La démonstration du Karabakh de la xénophobie de l’Occident

Avec l’exemple du Karabakh, la civilisation occidentale a clairement démontré son double poids. Malgré les raisonnements différents sur les valeurs du multiculturalisme, l’Occident envoie au monde un message sans ambiguïté: les sanctuaires musulmans et les monuments culturels peuvent être détruits, ceux des chrétiens – en aucun cas!

En mai 1988, dans la ville de Choucha, où plus de 90% des 14 000 habitants [1] étaient les azerbaïdjanais, 184 monuments d’architecture ont été officiellement enregistrés [2].

Les 8 et 9 mai 1992, des forces armées arméniennes ont pris la ville de Choucha.

Hovik Vardoumian, un participant aux hostilités du côté arménien, a publié en 2012 un livre consacré à l’opération de capture de Choucha [3]. Il a utilisé les souvenirs d’autres participants aux hostilités du côté arménien et les documents du commandement des formations armées arméniennes. De la description des événements des 8 et 9 mai 1992, tels que décrits par Vardoumian, il ressort que la forteresse de la ville du XVIIIe siècle a été soumise à des bombardements particulièrement massifs; des batailles ont également eu lieu dans la zone de la mosquée [4].

Le 11 mai 1992, le président par intérim de l’Azerbaïdjan, Yagoub Mammadov, a envoyé un message au président russe Boris Eltsine. Il a noté que “la ville de Choucha est pratiquement détruite” [5].

Le même mois, le ministre de la Culture de l’Azerbaïdjan, Polad Bulbuloglu, a envoyé des messages au directeur général de l’UNESCO, Federico Mayor, au secrétaire général du Conseil international des musées Elisabeth des Portes, ainsi qu’aux ministres de la culture des pays européens [6]. Le message contenait une demande de protection des monuments culturels et historiques de Choucha. Le ministre azerbaïdjanais a noté:

“Dans cette belle ville, autrefois une station balnéaire, riche en monuments d’architecture et d’art anciens, des musées d’histoire de la ville et du Karabakh, des musées commémoratifs des fondateurs de la musique professionnelle et de l’art vocal azerbaïdjanais Uzeyir Hadjibeyov et Bul-Bul, une branche du Musée national du tapis, la galerie d’art Choucha ont été créés. Ces musées ont dans leur fonds des milliers d’expositions uniques appartenant à notre peuple et en même temps liées à l’histoire de la culture en général. Les envahisseurs, avec la puissance des chars et des fusées modernes, détruisent, effacent de la surface de la terre ces valeurs et commettent des actes de maraude, ils s’approprient la terre et la culture d’un d’autre”.

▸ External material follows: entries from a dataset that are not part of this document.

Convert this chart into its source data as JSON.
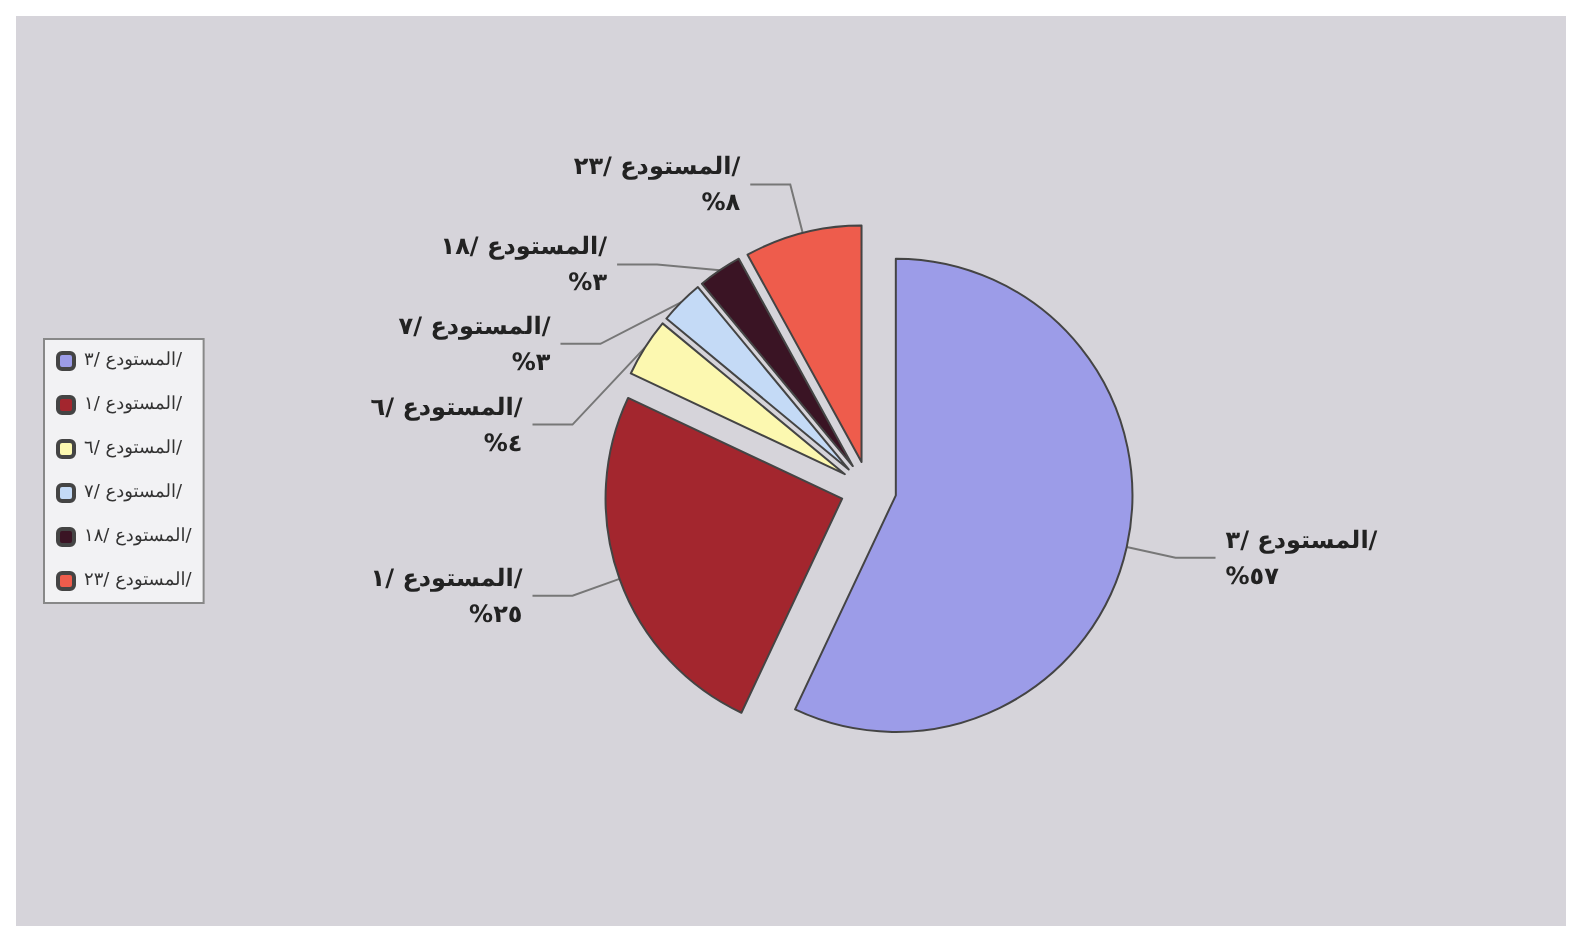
{
  "chart_data": {
    "type": "pie",
    "categories": [
      "المستودع /٣/",
      "المستودع /١/",
      "المستودع /٦/",
      "المستودع /٧/",
      "المستودع /١٨/",
      "المستودع /٢٣/"
    ],
    "values": [
      57,
      25,
      4,
      3,
      3,
      8
    ],
    "value_labels": [
      "%٥٧",
      "%٢٥",
      "%٤",
      "%٣",
      "%٣",
      "%٨"
    ],
    "colors": [
      "#9c9ce8",
      "#a3262e",
      "#fcf8b0",
      "#c4daf6",
      "#3a1424",
      "#ee5c4c"
    ],
    "legend": "left"
  }
}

“En nous tournant vers vous, nous demandons sincèrement de vous préoccuper du sort de notre peuple, du sort des monuments culturels uniques qu’ils ont créés au cours des siècles… Nous vous demandons d’user de toute votre autorité, d’influencer les gouvernements, les parlements de vos pays, de faire tout ce qui est possible pour arrêter les effusions de sang et le vandalisme”,  a déclaré Polad BulBuloglu dans la dernière partie de son discours.

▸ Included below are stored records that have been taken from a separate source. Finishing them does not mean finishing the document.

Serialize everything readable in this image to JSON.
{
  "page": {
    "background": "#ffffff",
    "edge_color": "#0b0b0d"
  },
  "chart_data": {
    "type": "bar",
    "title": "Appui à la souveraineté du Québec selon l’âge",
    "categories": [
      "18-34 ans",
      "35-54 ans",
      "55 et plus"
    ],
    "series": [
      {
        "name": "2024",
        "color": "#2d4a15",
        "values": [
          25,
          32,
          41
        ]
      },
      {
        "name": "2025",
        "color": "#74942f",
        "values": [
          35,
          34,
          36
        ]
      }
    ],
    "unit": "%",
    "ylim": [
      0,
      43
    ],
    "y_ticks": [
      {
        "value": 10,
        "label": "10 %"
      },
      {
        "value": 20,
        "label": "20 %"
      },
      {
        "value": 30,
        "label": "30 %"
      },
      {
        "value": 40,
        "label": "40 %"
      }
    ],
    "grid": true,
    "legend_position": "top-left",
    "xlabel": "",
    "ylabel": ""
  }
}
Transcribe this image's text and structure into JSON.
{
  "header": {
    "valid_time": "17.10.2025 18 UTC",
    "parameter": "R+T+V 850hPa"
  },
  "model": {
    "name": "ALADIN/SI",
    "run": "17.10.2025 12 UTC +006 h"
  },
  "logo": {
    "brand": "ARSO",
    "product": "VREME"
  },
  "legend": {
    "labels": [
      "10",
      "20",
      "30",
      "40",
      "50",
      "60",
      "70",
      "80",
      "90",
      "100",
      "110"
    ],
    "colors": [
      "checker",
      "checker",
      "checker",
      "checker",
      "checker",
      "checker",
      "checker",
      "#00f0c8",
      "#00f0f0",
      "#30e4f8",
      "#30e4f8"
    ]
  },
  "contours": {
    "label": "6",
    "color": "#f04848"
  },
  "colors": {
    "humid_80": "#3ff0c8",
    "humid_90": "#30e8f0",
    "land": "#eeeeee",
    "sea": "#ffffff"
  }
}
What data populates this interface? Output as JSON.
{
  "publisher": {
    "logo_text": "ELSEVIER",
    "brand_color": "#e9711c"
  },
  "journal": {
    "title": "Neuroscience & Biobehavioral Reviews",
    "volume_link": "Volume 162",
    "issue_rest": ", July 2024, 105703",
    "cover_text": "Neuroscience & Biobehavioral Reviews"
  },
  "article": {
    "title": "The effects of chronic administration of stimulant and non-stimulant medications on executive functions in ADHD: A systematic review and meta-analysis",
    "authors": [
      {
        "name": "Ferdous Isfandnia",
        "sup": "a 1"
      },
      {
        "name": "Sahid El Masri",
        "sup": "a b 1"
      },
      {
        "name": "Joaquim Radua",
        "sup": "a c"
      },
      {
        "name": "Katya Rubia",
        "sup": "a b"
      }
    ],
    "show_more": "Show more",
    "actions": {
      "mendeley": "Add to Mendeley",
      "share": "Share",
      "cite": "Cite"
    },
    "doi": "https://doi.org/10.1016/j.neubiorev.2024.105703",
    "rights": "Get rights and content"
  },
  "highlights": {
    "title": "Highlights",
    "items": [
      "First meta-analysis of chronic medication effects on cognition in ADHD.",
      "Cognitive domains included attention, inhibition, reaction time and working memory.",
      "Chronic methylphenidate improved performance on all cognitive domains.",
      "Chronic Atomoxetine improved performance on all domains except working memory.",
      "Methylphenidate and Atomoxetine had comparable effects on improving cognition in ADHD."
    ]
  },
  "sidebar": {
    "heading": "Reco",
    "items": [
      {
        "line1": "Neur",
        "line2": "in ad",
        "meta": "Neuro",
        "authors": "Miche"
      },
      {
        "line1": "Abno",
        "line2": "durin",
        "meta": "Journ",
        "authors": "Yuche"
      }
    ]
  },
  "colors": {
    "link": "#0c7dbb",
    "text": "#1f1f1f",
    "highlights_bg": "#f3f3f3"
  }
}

Nous avons étudié toutes les publications de 12 principaux médias imprimés en France, en Allemagne, en Grande-Bretagne et aux États-Unis du 9 mai au 30 juin 1992 [7]. Aucun d’entre eux n’a publié même une brève note sur la destruction des monuments culturels azerbaïdjanais à Choucha. Il n’y avait aucune mention de l’appel du Ministre de la culture de l’Azerbaïdjan à la communauté internationale, pareil pour les rapports des principales agences de presse occidentales pendant la même période – France Presse, Associated Press, Reuters UK, Reuters US, UK Press. L’étude des communiqués de presse officiels de l’UNESCO, de l’ONU, de la Conférence pour la sécurité et sur la coopération en Europe, de l’Assemblée parlementaire du Conseil de l’Europe a montré que le problème de la préservation des monuments culturels azerbaïdjanais de Choucha ne les intéressait pas du tout (pas une seule mention).

En mai-juin 1992, la zone de conflit a été visitée par des missions spéciales du Conseil de sécurité de l’ONU [8], la Conférence pour la sécurité et la coopération en Europe [9], la Croix-Rouge [10], ainsi qu’une délégation humanitaire française [11]. Aucun de leurs représentants n’a fait de déclaration sur le problème de la préservation des monuments culturels azerbaïdjanais par suite de la prise de la ville de Choucha par des formations armées arméniennes.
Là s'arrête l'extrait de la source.